OCRTurk: A Comprehensive OCR Benchmark for Turkish

OCRTurk: A Comprehensive OCR Benchmark for Turkish
Notice: This research summary and analysis were automatically generated using AI technology. For absolute accuracy, please refer to the [Original Paper Viewer] below or the Original ArXiv Source.

Document parsing is now widely used in applications, such as large-scale document digitization, retrieval-augmented generation, and domain-specific pipelines in healthcare and education. Benchmarking these models is crucial for assessing their reliability and practical robustness. Existing benchmarks mostly target high-resource languages and provide limited coverage for low-resource settings, such as Turkish. Moreover, existing studies on Turkish document parsing lack a standardized benchmark that reflects real-world scenarios and document diversity. To address this gap, we introduce OCRTurk, a Turkish document parsing benchmark covering multiple layout elements and document categories at three difficulty levels. OCRTurk consists of 180 Turkish documents drawn from academic articles, theses, slide decks, and non-academic articles. We evaluate seven OCR models on OCRTurk using element-wise metrics. Across difficulty levels, PaddleOCR achieves the strongest overall results, leading most element-wise metrics except figures and attaining high Normalized Edit Distance scores in easy, medium, and hard subsets. We also observe performance variation by document type. Models perform well on non-academic documents, while slideshows become the most challenging.


💡 Research Summary

OCRTurk introduces the first comprehensive OCR benchmark specifically designed for Turkish document parsing. The authors collected 180 real‑world PDF pages from four distinct sources—academic articles, non‑academic reports, theses, and educational slide decks—ensuring an equal representation of each category (45 pages each). To capture varying structural complexity, the dataset is further divided into three difficulty levels: easy (text‑only), medium (text plus a single element such as a table, equation, or figure), and hard (text combined with multiple tables, equations, and figures). This results in 60 pages per difficulty tier, providing a balanced testbed for assessing both basic text recognition and more complex layout understanding.

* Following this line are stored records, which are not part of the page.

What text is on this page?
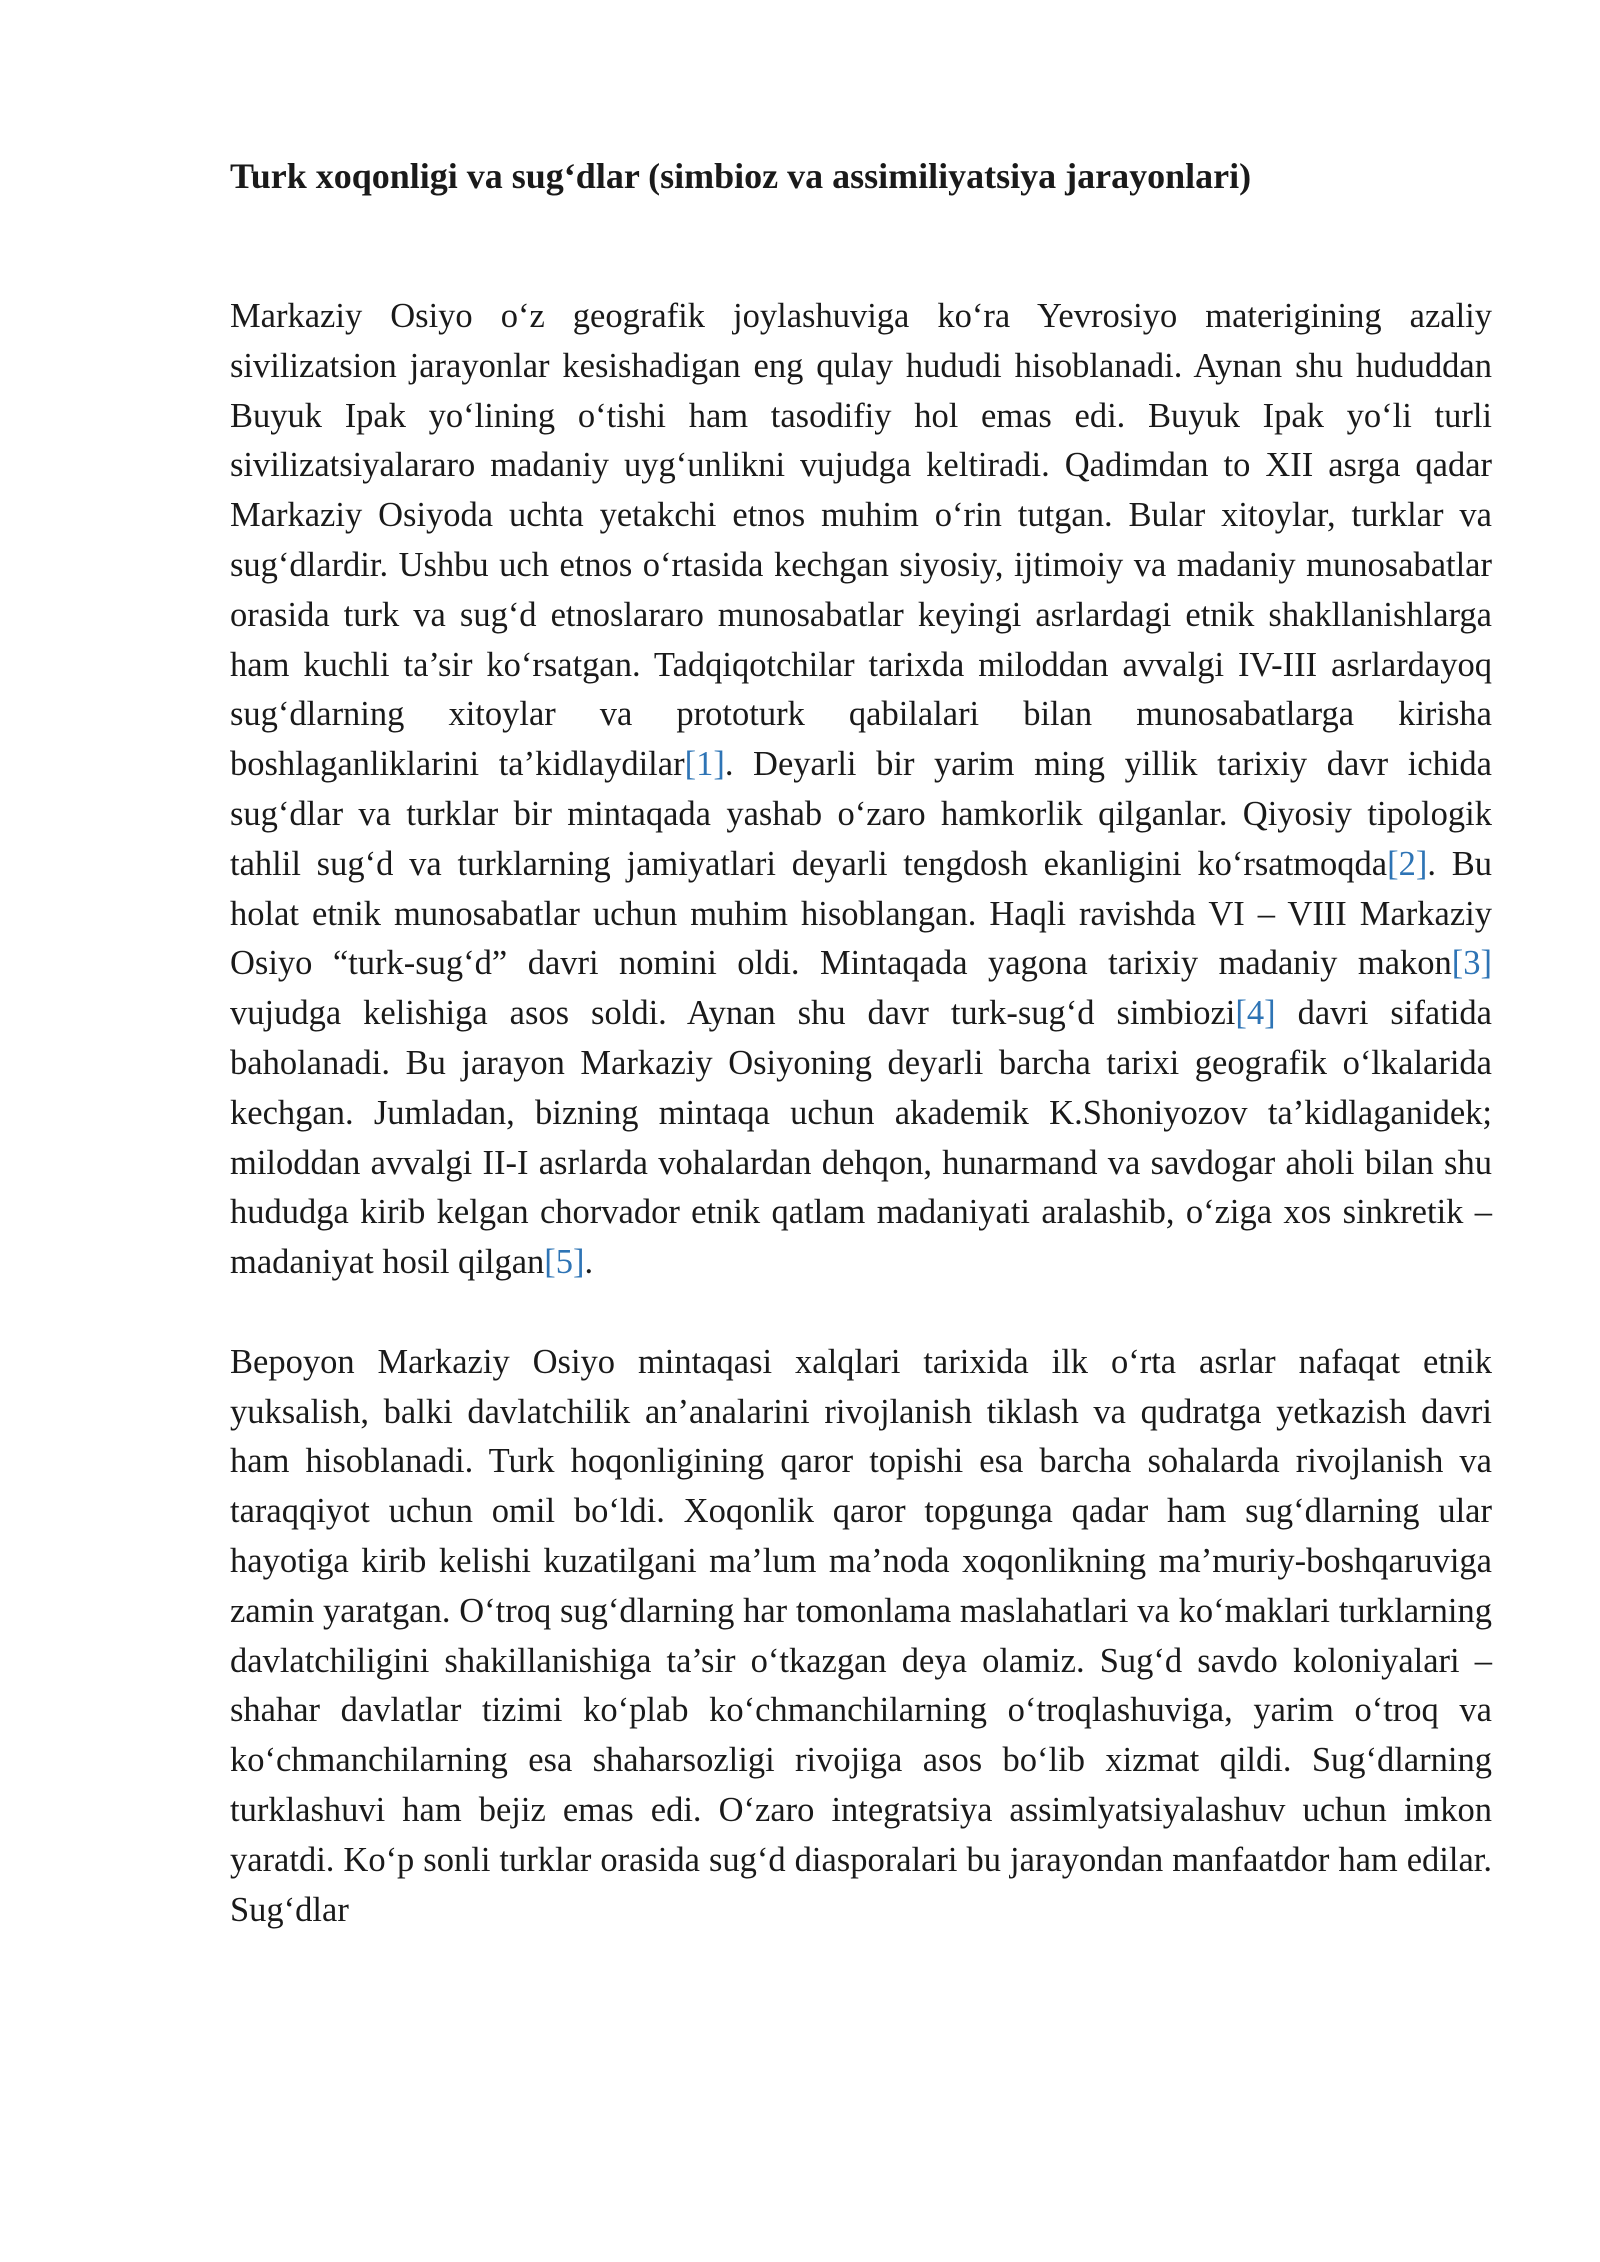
Turk xoqonligi va sug‘dlar (simbioz va assimiliyatsiya jarayonlari)

Markaziy Osiyo o‘z geografik joylashuviga ko‘ra Yevrosiyo materigining azaliy sivilizatsion jarayonlar kesishadigan eng qulay hududi hisoblanadi. Aynan shu hududdan Buyuk Ipak yo‘lining o‘tishi ham tasodifiy hol emas edi. Buyuk Ipak yo‘li turli sivilizatsiyalararo madaniy uyg‘unlikni vujudga keltiradi. Qadimdan to XII asrga qadar Markaziy Osiyoda uchta yetakchi etnos muhim o‘rin tutgan. Bular xitoylar, turklar va sug‘dlardir. Ushbu uch etnos o‘rtasida kechgan siyosiy, ijtimoiy va madaniy munosabatlar orasida turk va sug‘d etnoslararo munosabatlar keyingi asrlardagi etnik shakllanishlarga ham kuchli ta’sir ko‘rsatgan. Tadqiqotchilar tarixda miloddan avvalgi IV-III asrlardayoq sug‘dlarning xitoylar va prototurk qabilalari bilan munosabatlarga kirisha boshlaganliklarini ta’kidlaydilar[1]. Deyarli bir yarim ming yillik tarixiy davr ichida sug‘dlar va turklar bir mintaqada yashab o‘zaro hamkorlik qilganlar. Qiyosiy tipologik tahlil sug‘d va turklarning jamiyatlari deyarli tengdosh ekanligini ko‘rsatmoqda[2]. Bu holat etnik munosabatlar uchun muhim hisoblangan. Haqli ravishda VI – VIII Markaziy Osiyo “turk-sug‘d” davri nomini oldi. Mintaqada yagona tarixiy madaniy makon[3] vujudga kelishiga asos soldi. Aynan shu davr turk-sug‘d simbiozi[4] davri sifatida baholanadi. Bu jarayon Markaziy Osiyoning deyarli barcha tarixi geografik o‘lkalarida kechgan. Jumladan, bizning mintaqa uchun akademik K.Shoniyozov ta’kidlaganidek; miloddan avvalgi II-I asrlarda vohalardan dehqon, hunarmand va savdogar aholi bilan shu hududga kirib kelgan chorvador etnik qatlam madaniyati aralashib, o‘ziga xos sinkretik – madaniyat hosil qilgan[5].

Bepoyon Markaziy Osiyo mintaqasi xalqlari tarixida ilk o‘rta asrlar nafaqat etnik yuksalish, balki davlatchilik an’analarini rivojlanish tiklash va qudratga yetkazish davri ham hisoblanadi. Turk hoqonligining qaror topishi esa barcha sohalarda rivojlanish va taraqqiyot uchun omil bo‘ldi. Xoqonlik qaror topgunga qadar ham sug‘dlarning ular hayotiga kirib kelishi kuzatilgani ma’lum ma’noda xoqonlikning ma’muriy-boshqaruviga zamin yaratgan. O‘troq sug‘dlarning har tomonlama maslahatlari va ko‘maklari turklarning davlatchiligini shakillanishiga ta’sir o‘tkazgan deya olamiz. Sug‘d savdo koloniyalari – shahar davlatlar tizimi ko‘plab ko‘chmanchilarning o‘troqlashuviga, yarim o‘troq va ko‘chmanchilarning esa shaharsozligi rivojiga asos bo‘lib xizmat qildi. Sug‘dlarning turklashuvi ham bejiz emas edi. O‘zaro integratsiya assimlyatsiyalashuv uchun imkon yaratdi. Ko‘p sonli turklar orasida sug‘d diasporalari bu jarayondan manfaatdor ham edilar. Sug‘dlar
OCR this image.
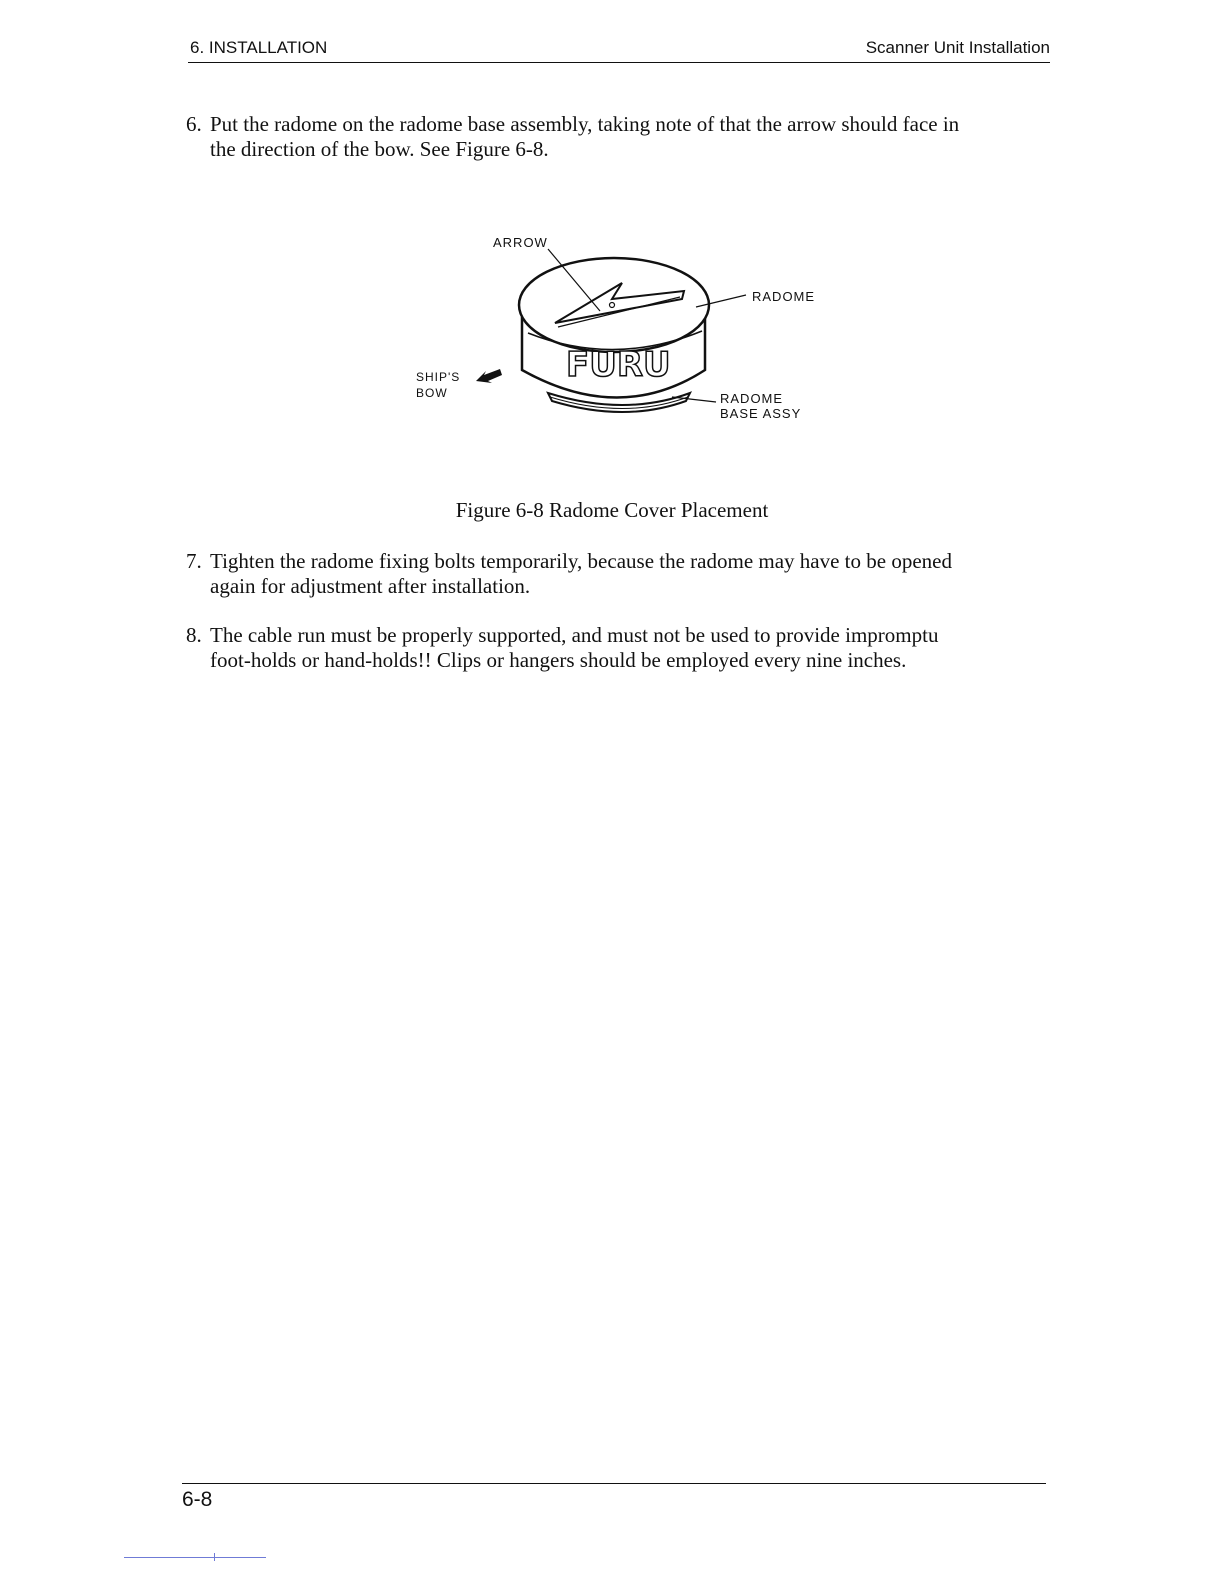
6. INSTALLATION	Scanner Unit Installation
6. Put the radome on the radome base assembly, taking note of that the arrow should face in
the direction of the bow. See Figure 6-8.
FURU
ARROW
RADOME
SHIP'S
BOW	RADOME
BASE ASSY
Figure 6-8 Radome Cover Placement
7. Tighten the radome fixing bolts temporarily, because the radome may have to be opened
again for adjustment after installation.
8. The cable run must be properly supported, and must not be used to provide impromptu
foot-holds or hand-holds!! Clips or hangers should be employed every nine inches.
6-8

Each page was manually converted into a unified Markdown representation: plain text remains as raw text, tables are encoded in HTML, equations in LaTeX, and figures as PNG references. Two annotators performed character‑level verification against the original PDFs, and repetitive headers/footers were cropped to avoid bias from models that ignore such elements. The final benchmark contains 279 layout items (92 equations, 130 tables, 57 figures) that passed stringent consistency checks.

The evaluation framework extracts the four element types from the Markdown files and applies post‑processing (e.g., Turkish‑specific character normalization, removal of Markdown headings). For text, two metrics are used: Normalized Edit Distance (NED) and Turkish Character Sensitivity (TCS), which specifically penalizes errors on Turkish‑specific characters (ç, ğ, ı, ö, ş, ü, and their capital forms). Tables are assessed with Tree Edit Distance based Similarity (TEDS) and a table‑specific NED, capturing both structural and content fidelity. Equations are evaluated using BLEU (n‑gram overlap on LaTeX tokens), Character Detection Matching (CDM), and NED. Figures are currently measured only by presence and correct tagging.

Seven state‑of‑the‑art OCR systems—PaddleOCR, EasyOCR, Tesseract, Google Vision OCR, Azure OCR, Amazon Textract, and ABBYY FineReader—were benchmarked under identical conditions. Across all difficulty levels, PaddleOCR achieved the highest overall performance, leading in most element‑wise scores except for figure extraction. It recorded an impressive text NED of 0.92 and a TCS of 0.95, indicating strong handling of Turkish orthography. Table TEDS scores for PaddleOCR exceeded 0.88, demonstrating reliable structural reconstruction. However, equation recognition remains a weak point: all models obtained BLEU scores below 0.45, reflecting the difficulty of accurately generating LaTeX syntax. Performance varied by document type: non‑academic reports yielded the best results due to cleaner layouts, while slides were the most challenging because of dense multi‑column tables, small fonts, and mixed visual elements.

The authors release the full dataset, annotation files, and evaluation scripts on GitHub (https://github.com/metunlp/ocrturk), enabling reproducibility and future extensions. They acknowledge current limitations, such as the modest size of 180 pages and the lack of a quantitative metric for figure quality. Future work includes expanding the corpus with more diverse fonts and backgrounds, developing dedicated figure evaluation metrics, and integrating multimodal large language models to improve end‑to‑end document understanding. OCRTurk fills a critical gap in low‑resource language OCR research, providing a realistic, multi‑element benchmark that can drive the development of more robust Turkish OCR systems and inspire similar efforts for other under‑represented languages.